The resistor was darkened so I couldn't make out the colors too well - and the charger that still works was worse for apparent damage (same exact circuit) and still read just 5Ωs.
That basically means the resistors in the circuit have nothing to do with the current that charges the battery, but rather simply to light the led then, right?

The current depends on the battery and transformer voltage and can be calculated using Ohm's law.

What does it say on the resistor? Perhaps it's damage and the resistance has changed?

 

[Hero999]

The resistor limits the current to the battery, without it, the battery will overheat and could explode.

From the sounds of it, the resistor is underated and should be replaced with a higher wattage rating even if it hasn't yet failed.

Have you measured the resistance of the resistor in the working charger?

The resistor failing could be the reason for the transformer burning out: failing to limit the current probably could cause the transformer to overheat and luckily it failed before the batteries.

 

[fishman94]

Yes, I have measured the resistance in the working charger - it was also only 5Ohms. How would Kirkoff's rules apply with an led inline with one of the paralleled resistors - I can figure it out without theled, but with it do you just take a voltage drop with it?

 

[Diver300]

The current through the LED is so small that it does not significantly affect the charging current. Also you can work out the voltage drop on the 5 ohm resistor and then see how much current that voltage would give in the LED.

With no smoothing capacitor the current will have a large AC component. Although a voltage drop of 1 V won't light the LED, the peak voltage drop will be much larger, so the LED will light. Certainly, the 12V Lead-Acid charger that I have has an LED that flickers at 100 Hz

 

[Hero999]

Then the current must be higher than 215mA to light it.

Assuming a forward voltage of 1.8V, the current should be at least 360mA to light the LED, because it's a rectifier, the current will be pulsed so the LED will light with RMS current of 255mA, 360mA peak.

 

[Diver300]

Hero, I think you have a slightly too simple view of the current waveform.

If you have a purely resistive load on a full-wave rectified sine wave, the peak current will be sqrt(2) times the RMS current, which I think is where you got the 360 / 255 ratio.

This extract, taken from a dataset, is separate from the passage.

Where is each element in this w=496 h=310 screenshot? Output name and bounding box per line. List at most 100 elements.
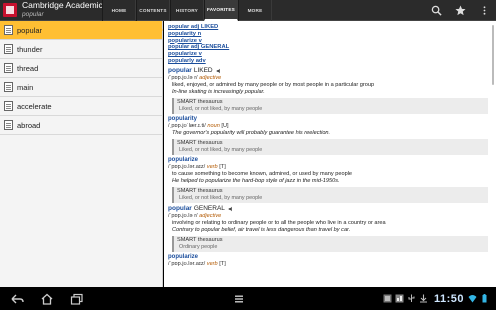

However the RMS current isn't important for charging a battery, it's the average current. Also the peak current will be much larger on a full-wave rectified transformer charging a battery. The transformer voltage will be less than the battery voltage for about 50% of the time, so all the current will be in the other half of the time.

I think that the peak current could well be 3 times the average current, so the LED will probably light at about 120 mA average.

 

[Hero999]

You're right, I forgot the current will be complex waveform rather than a simple sinewave.

If the battery voltage is 9.6V and the transformer peak voltage is 15V, the peak current will be 1.08A and the peak voltage across the LED and resistor will be 5.4V so the peak current will be 36mA.